Single-particle dispersion in stably stratified turbulence

NICOLAS SUJOVOLSKY; MARK RAST; PABLO MININNI

Tireste

Congreso; Turbulence, mixing and beyond 2017; 2017

ICTP

One of the main properties of turbulent flows is the efficiency to transport and mix quantities advected by the fluid. In particular, in stratified turbulence, a proper understanding of transport processes is relevant, e.g., to correctly model the diffusion of pollutants in the atmosphere, the suspension of cloud droplets, and hail formation. In these flows the presence of restitutive forces associated with the stratification allow excitation of internal gravity waves, which interact between themselves and with eddies, modifying the dynamics and, in particular, the transport of particles.
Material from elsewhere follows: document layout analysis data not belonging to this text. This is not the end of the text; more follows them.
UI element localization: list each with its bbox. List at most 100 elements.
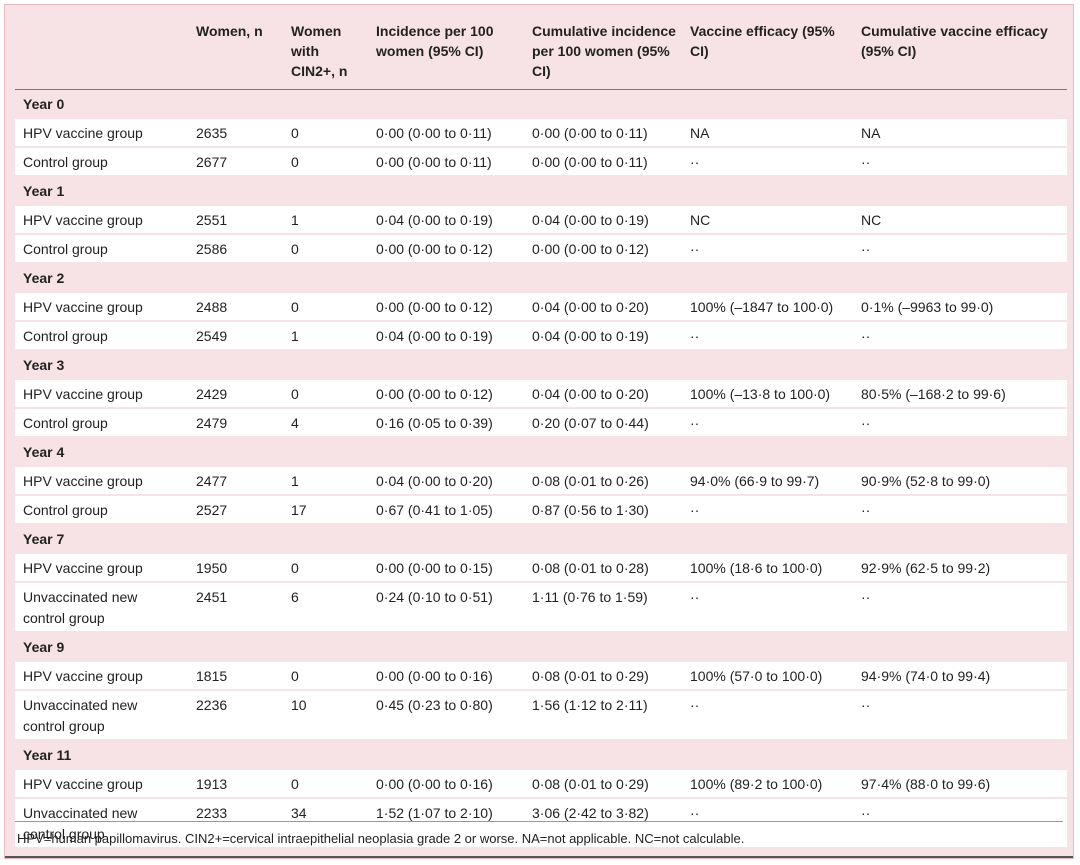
data-row: HPV vaccine group 1950 0 0·00 (0·00 to 0·15… <box>15 554 1067 583</box>
data-cell: NA <box>682 119 853 148</box>
year-row: Year 2 <box>15 263 1067 293</box>
data-cell: 92·9% (62·5 to 99·2) <box>853 554 1067 583</box>
data-cell: 17 <box>283 495 368 525</box>
data-cell: 1950 <box>188 554 283 583</box>
data-cell: 0·00 (0·00 to 0·11) <box>368 119 524 148</box>
data-cell: 2236 <box>188 690 283 741</box>
data-cell: 100% (57·0 to 100·0) <box>682 662 853 691</box>
row-label: Unvaccinated new control group <box>15 582 188 633</box>
data-cell: ·· <box>853 798 1067 849</box>
data-row: HPV vaccine group 2429 0 0·00 (0·00 to 0·12… <box>15 380 1067 409</box>
data-cell: 2451 <box>188 582 283 633</box>
data-row: HPV vaccine group 2635 0 0·00 (0·00 to 0·11… <box>15 119 1067 148</box>
data-cell: 0·04 (0·00 to 0·20) <box>368 467 524 496</box>
header-row: Women, n Women with CIN2+, n Incidence per… <box>15 11 1067 90</box>
data-cell: 4 <box>283 408 368 438</box>
data-cell: 0·04 (0·00 to 0·19) <box>524 321 682 351</box>
header-cell <box>15 11 188 90</box>
data-cell: 0 <box>283 147 368 177</box>
data-cell: 0 <box>283 770 368 799</box>
data-row: HPV vaccine group 2551 1 0·04 (0·00 to 0·19… <box>15 206 1067 235</box>
data-cell: 0·00 (0·00 to 0·16) <box>368 662 524 691</box>
footnote: HPV=human papillomavirus. CIN2+=cervical… <box>17 831 745 846</box>
column-header: Cumulative vaccine efficacy (95% CI) <box>853 11 1067 90</box>
data-cell: 2586 <box>188 234 283 264</box>
data-cell: 90·9% (52·8 to 99·0) <box>853 467 1067 496</box>
year-row: Year 3 <box>15 350 1067 380</box>
data-cell: 0·08 (0·01 to 0·29) <box>524 662 682 691</box>
row-label: HPV vaccine group <box>15 380 188 409</box>
data-cell: 0 <box>283 662 368 691</box>
row-label: HPV vaccine group <box>15 467 188 496</box>
year-row: Year 0 <box>15 90 1067 120</box>
data-row: Unvaccinated new control group 2236 10 0·45… <box>15 690 1067 741</box>
year-label: Year 7 <box>23 531 65 547</box>
data-cell: 0·00 (0·00 to 0·11) <box>524 147 682 177</box>
year-label: Year 11 <box>23 747 72 763</box>
data-cell: 0·20 (0·07 to 0·44) <box>524 408 682 438</box>
data-cell: ·· <box>682 690 853 741</box>
data-cell: 0·04 (0·00 to 0·19) <box>368 321 524 351</box>
data-cell: 34 <box>283 798 368 849</box>
data-cell: 2635 <box>188 119 283 148</box>
data-cell: 94·9% (74·0 to 99·4) <box>853 662 1067 691</box>
data-row: Control group 2677 0 0·00 (0·00 to 0·11) 0·0… <box>15 147 1067 177</box>
data-cell: 0·00 (0·00 to 0·12) <box>368 293 524 322</box>
data-cell: 0·00 (0·00 to 0·16) <box>368 770 524 799</box>
data-cell: 1 <box>283 467 368 496</box>
data-cell: ·· <box>682 147 853 177</box>
data-row: Control group 2549 1 0·04 (0·00 to 0·19) 0·0… <box>15 321 1067 351</box>
data-cell: 0·67 (0·41 to 1·05) <box>368 495 524 525</box>
results-table: Women, n Women with CIN2+, n Incidence per… <box>15 11 1067 849</box>
data-cell: 2549 <box>188 321 283 351</box>
year-row: Year 9 <box>15 632 1067 662</box>
data-cell: 97·4% (88·0 to 99·6) <box>853 770 1067 799</box>
year-row: Year 1 <box>15 176 1067 206</box>
column-header: Women, n <box>188 11 283 90</box>
row-label: HPV vaccine group <box>15 119 188 148</box>
data-cell: 0·00 (0·00 to 0·15) <box>368 554 524 583</box>
data-cell: 0·08 (0·01 to 0·26) <box>524 467 682 496</box>
row-label: Control group <box>15 321 188 351</box>
data-cell: 2429 <box>188 380 283 409</box>
table-panel: Women, n Women with CIN2+, n Incidence per… <box>4 4 1074 859</box>
year-label: Year 2 <box>23 270 65 286</box>
data-row: HPV vaccine group 2477 1 0·04 (0·00 to 0·20… <box>15 467 1067 496</box>
year-label: Year 4 <box>23 444 65 460</box>
row-label: Control group <box>15 408 188 438</box>
year-row: Year 4 <box>15 437 1067 467</box>
data-cell: 0 <box>283 119 368 148</box>
data-cell: 10 <box>283 690 368 741</box>
year-label: Year 0 <box>23 96 65 112</box>
data-cell: 0·04 (0·00 to 0·19) <box>368 206 524 235</box>
data-cell: 0·08 (0·01 to 0·28) <box>524 554 682 583</box>
data-cell: 0·00 (0·00 to 0·12) <box>368 380 524 409</box>
column-header: Women with CIN2+, n <box>283 11 368 90</box>
row-label: HPV vaccine group <box>15 662 188 691</box>
year-label: Year 9 <box>23 639 65 655</box>
data-cell: 0·16 (0·05 to 0·39) <box>368 408 524 438</box>
data-cell: ·· <box>682 321 853 351</box>
data-cell: 0·04 (0·00 to 0·20) <box>524 293 682 322</box>
data-cell: 0·04 (0·00 to 0·19) <box>524 206 682 235</box>
row-label: Unvaccinated new control group <box>15 690 188 741</box>
data-cell: NA <box>853 119 1067 148</box>
year-row: Year 11 <box>15 740 1067 770</box>
data-cell: ·· <box>682 408 853 438</box>
data-cell: 1815 <box>188 662 283 691</box>
data-cell: 1 <box>283 321 368 351</box>
data-cell: ·· <box>853 234 1067 264</box>
data-cell: ·· <box>682 582 853 633</box>
data-row: Control group 2479 4 0·16 (0·05 to 0·39) 0·2… <box>15 408 1067 438</box>
data-cell: 0·00 (0·00 to 0·12) <box>524 234 682 264</box>
data-row: Control group 2527 17 0·67 (0·41 to 1·05) 0·… <box>15 495 1067 525</box>
data-cell: 6 <box>283 582 368 633</box>
data-cell: 0·24 (0·10 to 0·51) <box>368 582 524 633</box>
data-cell: 2551 <box>188 206 283 235</box>
column-header: Incidence per 100 women (95% CI) <box>368 11 524 90</box>
row-label: Control group <box>15 147 188 177</box>
data-cell: 0·87 (0·56 to 1·30) <box>524 495 682 525</box>
data-cell: 0·00 (0·00 to 0·11) <box>368 147 524 177</box>
data-row: Unvaccinated new control group 2233 34 1·52… <box>15 798 1067 849</box>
We performed simulations of stably stratified turbulence with Lagrangian particles, varying the Brunt-Väisäla frequency (corresponding to the frequency of internal gravity waves, and associated with the degree of stratification of the fluid), and the external mechanical forcing. We show that the Lagrangian vertical velocity spectrum is compatible with a Garrett-Munk spectrum, as observed in the ocean, and with a maximum in the frequency of internal gravity waves. This spectrum can be explained from the statistics of waiting times considering that vertical motions are dominated by internal gravity waves. We also derive a simple model for the evolution of the probability density function of particle displacements in the horizontal direction, using a continuous random walk model that also takes into account the presence of horizontal winds in the flow.